2 Comments on "Congratulations to Crimebodge for this development. A first ever private prosecution against the Police"

  1. Ian Haines | March 18, 2016 at 3:41 pm |

    I’ve exchanged messages and views with the guy who created Crimebodge and, while we may have our differences, it has to be said…that’s one dedicated guy, right there…if a cop steps out of line, Crimebodge (we should hope) will come down on him, and on his career, like a red-hot anvil from Hell! I look forward to reading more about this! We didn’t make the Police our enemies…they made themselves our enemies, and they have to pay the price for so doing.

    • Fahrenheit211 | March 18, 2016 at 4:19 pm |

      It’s right that we an respectfully disagree when required. Honest and respectful debate is how we grow as individuals and as a society. I’ve a great admiration for Crimebodge and I wish it had been around in the late 1980’s when I had a bit of a running with some dodgy cops.
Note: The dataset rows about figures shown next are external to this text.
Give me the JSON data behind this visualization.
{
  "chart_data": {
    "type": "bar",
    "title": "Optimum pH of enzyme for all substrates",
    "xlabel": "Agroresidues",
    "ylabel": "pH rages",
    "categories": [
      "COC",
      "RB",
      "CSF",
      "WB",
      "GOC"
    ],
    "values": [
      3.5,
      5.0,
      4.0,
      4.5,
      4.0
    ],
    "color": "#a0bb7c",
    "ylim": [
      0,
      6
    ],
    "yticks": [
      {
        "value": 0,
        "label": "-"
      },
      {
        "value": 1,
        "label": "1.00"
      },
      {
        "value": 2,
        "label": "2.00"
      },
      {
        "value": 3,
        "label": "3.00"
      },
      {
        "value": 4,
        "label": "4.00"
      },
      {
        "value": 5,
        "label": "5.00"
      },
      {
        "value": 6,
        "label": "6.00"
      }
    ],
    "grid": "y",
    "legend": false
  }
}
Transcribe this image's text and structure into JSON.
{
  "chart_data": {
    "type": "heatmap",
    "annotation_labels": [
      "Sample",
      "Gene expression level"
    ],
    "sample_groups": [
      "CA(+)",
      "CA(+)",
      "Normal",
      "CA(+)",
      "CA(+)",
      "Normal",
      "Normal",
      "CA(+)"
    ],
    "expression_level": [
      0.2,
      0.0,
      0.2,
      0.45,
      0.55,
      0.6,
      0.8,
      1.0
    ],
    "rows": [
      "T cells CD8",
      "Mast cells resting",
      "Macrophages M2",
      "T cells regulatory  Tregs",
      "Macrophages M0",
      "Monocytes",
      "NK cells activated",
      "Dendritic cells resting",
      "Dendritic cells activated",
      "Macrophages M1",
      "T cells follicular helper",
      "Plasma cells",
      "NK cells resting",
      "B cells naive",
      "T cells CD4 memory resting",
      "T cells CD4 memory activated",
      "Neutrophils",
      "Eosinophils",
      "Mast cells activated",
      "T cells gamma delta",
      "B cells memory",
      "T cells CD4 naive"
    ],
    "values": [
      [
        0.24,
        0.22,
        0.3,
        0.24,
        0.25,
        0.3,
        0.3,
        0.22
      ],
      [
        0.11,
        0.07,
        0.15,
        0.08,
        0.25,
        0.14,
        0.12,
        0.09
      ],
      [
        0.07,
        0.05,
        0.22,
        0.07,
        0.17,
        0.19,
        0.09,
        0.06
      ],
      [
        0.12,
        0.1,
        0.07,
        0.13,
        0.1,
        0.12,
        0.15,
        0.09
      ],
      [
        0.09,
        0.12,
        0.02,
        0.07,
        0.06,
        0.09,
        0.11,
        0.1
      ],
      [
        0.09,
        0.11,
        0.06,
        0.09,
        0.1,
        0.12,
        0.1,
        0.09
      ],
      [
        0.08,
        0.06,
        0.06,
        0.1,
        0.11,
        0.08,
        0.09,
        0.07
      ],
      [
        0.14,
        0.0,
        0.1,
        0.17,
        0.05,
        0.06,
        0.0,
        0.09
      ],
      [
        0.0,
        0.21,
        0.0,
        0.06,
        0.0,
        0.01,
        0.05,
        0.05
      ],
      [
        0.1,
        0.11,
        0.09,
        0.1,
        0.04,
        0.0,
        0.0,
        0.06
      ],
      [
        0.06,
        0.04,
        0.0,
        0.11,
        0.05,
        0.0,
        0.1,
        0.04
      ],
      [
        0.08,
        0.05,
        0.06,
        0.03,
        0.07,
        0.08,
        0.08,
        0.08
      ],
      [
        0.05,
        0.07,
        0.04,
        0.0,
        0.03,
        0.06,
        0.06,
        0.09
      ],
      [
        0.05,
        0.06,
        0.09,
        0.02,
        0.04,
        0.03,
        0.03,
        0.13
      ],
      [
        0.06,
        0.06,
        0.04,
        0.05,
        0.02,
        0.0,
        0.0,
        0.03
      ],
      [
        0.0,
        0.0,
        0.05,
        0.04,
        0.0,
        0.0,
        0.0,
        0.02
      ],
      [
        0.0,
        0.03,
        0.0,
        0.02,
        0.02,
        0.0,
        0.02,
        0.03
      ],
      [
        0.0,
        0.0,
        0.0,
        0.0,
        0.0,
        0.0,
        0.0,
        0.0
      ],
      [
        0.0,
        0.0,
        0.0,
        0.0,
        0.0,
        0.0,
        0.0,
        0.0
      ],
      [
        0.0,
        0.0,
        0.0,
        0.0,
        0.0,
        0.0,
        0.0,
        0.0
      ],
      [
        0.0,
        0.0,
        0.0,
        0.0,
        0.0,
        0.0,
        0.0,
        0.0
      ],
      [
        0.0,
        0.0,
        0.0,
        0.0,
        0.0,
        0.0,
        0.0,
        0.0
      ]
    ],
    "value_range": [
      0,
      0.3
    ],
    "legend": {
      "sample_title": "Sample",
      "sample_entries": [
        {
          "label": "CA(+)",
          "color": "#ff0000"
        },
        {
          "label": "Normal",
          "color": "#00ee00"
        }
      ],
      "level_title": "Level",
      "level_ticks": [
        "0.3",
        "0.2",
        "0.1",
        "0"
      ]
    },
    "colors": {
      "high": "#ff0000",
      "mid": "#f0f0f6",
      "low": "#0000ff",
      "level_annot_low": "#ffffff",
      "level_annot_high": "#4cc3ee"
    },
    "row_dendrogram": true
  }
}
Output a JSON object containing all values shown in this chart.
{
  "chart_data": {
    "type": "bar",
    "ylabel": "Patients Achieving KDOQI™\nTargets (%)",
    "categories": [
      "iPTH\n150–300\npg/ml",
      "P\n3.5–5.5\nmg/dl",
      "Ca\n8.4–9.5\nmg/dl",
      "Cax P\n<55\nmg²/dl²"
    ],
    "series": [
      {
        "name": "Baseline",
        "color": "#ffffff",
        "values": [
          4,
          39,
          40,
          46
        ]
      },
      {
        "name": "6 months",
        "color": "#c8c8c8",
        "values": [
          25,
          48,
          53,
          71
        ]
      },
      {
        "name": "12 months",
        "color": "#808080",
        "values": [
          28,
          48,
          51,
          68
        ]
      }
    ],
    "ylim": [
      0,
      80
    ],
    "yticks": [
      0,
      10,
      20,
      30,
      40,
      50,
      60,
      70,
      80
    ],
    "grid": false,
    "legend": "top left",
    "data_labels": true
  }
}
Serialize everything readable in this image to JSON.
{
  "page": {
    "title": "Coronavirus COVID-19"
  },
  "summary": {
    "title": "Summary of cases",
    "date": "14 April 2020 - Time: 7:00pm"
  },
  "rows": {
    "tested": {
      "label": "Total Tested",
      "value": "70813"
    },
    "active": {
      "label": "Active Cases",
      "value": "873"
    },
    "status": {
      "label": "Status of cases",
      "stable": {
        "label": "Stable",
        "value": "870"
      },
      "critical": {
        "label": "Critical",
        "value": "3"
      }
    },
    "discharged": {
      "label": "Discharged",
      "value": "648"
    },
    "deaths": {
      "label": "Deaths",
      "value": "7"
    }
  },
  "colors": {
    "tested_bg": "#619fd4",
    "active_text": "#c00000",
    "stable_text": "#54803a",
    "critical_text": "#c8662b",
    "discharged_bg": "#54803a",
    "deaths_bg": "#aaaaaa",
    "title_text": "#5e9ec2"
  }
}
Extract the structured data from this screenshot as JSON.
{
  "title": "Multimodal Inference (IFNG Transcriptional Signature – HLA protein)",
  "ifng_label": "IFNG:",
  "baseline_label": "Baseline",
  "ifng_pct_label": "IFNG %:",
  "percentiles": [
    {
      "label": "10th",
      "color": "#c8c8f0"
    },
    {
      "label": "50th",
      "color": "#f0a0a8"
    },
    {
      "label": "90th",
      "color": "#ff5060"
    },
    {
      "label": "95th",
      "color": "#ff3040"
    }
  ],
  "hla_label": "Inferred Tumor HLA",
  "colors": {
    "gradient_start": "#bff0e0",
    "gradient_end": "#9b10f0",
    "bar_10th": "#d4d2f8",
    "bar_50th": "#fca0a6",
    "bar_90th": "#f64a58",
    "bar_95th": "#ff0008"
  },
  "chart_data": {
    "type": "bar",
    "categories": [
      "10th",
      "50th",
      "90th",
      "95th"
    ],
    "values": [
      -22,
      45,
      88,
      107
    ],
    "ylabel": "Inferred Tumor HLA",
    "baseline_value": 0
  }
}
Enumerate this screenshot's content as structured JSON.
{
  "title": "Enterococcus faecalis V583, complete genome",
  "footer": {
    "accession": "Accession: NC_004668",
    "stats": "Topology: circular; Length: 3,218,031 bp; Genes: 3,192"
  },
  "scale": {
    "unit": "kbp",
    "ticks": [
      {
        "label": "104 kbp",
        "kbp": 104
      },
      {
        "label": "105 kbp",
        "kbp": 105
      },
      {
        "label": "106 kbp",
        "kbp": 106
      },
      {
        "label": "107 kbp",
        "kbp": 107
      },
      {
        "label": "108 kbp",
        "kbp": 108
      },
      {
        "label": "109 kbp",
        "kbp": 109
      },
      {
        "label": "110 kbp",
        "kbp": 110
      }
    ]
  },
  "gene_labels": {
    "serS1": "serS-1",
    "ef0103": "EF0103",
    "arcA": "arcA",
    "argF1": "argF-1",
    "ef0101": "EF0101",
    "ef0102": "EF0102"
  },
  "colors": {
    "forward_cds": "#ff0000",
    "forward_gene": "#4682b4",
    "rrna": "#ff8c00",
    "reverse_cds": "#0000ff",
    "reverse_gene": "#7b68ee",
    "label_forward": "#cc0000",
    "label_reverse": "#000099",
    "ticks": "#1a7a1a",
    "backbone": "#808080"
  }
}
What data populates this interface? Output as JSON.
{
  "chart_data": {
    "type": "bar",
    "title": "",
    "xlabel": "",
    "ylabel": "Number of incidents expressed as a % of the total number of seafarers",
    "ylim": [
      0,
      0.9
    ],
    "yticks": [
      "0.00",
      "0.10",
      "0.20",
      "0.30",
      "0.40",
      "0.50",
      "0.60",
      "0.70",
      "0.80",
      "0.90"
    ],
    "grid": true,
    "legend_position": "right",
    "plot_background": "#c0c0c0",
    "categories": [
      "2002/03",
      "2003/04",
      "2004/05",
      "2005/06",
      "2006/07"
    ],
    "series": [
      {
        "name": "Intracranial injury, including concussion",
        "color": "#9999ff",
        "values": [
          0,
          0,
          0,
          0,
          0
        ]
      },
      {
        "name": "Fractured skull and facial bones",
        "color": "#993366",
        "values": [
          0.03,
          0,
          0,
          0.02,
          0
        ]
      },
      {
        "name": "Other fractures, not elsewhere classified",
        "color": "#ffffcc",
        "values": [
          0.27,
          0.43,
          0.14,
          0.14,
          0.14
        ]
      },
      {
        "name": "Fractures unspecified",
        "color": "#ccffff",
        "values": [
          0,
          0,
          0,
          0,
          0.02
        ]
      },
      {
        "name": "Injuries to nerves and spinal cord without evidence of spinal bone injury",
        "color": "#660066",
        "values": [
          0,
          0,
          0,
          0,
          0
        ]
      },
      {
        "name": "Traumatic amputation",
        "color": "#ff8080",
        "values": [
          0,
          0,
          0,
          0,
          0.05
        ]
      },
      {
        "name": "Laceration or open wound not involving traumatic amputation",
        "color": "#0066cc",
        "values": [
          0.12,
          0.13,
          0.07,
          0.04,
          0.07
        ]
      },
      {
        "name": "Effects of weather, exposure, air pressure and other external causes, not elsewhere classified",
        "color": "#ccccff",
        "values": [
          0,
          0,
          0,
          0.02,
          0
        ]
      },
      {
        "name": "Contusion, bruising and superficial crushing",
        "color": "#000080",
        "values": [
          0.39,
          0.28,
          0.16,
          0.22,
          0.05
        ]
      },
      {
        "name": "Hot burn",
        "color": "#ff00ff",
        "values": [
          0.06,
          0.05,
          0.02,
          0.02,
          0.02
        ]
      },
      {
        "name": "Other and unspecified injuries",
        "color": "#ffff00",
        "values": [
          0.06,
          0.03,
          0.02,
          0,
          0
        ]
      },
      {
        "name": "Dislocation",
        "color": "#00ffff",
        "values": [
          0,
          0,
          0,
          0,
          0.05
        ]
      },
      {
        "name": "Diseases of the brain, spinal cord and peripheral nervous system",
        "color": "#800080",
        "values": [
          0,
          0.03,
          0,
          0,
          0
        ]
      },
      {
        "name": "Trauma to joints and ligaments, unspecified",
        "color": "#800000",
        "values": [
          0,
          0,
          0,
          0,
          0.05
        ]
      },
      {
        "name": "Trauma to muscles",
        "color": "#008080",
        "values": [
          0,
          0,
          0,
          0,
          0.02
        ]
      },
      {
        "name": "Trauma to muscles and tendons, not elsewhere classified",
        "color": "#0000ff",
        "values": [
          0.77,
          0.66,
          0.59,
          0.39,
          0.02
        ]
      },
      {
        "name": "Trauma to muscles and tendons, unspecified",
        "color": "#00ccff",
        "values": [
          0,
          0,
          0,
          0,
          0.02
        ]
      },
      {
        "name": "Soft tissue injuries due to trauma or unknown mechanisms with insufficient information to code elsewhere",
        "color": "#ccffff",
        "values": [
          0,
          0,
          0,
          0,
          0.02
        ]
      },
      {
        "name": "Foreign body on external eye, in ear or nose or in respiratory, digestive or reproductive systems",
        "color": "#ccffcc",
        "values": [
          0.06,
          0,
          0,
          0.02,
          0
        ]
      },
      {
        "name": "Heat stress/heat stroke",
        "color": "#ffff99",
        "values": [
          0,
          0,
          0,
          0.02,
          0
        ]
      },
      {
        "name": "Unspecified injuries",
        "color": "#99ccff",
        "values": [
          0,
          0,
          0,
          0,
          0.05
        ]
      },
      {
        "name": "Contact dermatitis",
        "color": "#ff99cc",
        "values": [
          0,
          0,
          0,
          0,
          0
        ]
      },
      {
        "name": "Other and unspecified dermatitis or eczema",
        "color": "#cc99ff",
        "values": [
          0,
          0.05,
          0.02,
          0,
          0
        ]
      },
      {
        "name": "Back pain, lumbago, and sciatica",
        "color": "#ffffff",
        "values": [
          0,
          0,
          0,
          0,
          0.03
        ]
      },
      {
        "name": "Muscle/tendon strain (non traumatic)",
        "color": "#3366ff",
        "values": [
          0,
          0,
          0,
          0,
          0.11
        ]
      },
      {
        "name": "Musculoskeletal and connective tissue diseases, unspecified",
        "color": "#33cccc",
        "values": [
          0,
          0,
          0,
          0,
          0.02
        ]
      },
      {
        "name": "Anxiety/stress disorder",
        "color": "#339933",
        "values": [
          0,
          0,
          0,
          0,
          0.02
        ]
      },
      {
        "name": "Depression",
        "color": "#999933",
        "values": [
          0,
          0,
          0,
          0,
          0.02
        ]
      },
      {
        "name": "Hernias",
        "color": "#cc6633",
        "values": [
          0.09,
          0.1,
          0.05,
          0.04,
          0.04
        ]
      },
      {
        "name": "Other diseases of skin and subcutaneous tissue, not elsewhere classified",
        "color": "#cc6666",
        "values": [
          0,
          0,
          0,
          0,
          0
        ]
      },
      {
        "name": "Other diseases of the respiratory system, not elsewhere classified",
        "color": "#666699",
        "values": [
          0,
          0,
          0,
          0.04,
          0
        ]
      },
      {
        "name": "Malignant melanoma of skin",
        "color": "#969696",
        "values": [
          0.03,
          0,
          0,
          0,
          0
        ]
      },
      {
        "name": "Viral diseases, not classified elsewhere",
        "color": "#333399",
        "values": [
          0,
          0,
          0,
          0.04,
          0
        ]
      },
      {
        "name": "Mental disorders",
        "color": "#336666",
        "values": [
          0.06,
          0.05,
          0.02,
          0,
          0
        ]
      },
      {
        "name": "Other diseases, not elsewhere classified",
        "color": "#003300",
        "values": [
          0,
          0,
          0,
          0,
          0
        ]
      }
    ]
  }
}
I most certainly agree that the police have put themselves on the opposite side to much of the public and part of this is due to officer arrogance and dishonesty and also because of some of the outrageously PC things that they have done. I do wonder whether if our police had been more honest and less hidebound by PC guff then scandals like that which are occurring in Rotherham, Rochdale and a multitude of other places may not have happened.

      The police are going to end up paying the price for both their actions and their lack of action. They are already starting to pay that price with the removal of trust by the public from the police. When it comes to the time when the police need the public’s help, for example if a police officer was killed or injured in the line of duty, then there will be a large body of people, larger than in previous years who will say ‘sod them’ and refuse to help. If that happens then the sole blame for this situation will lie with police officers both lower ranks and senior management.

      There are a growing number of people who have seen how the police have behaved, especially towards Islam, and if their daughter or their sister was assaulted by a Muslim would consider not bothering to contact the police but instead would get together with mates, tool up and deal with the Bearded Savage themselves. This situation as I’ve said often on here is not one that we should wish for and is a sign of policing and political failure. The longer the police in the UK continue to lick Islamic backside the greater will be the drop in trust that the public will have in the police.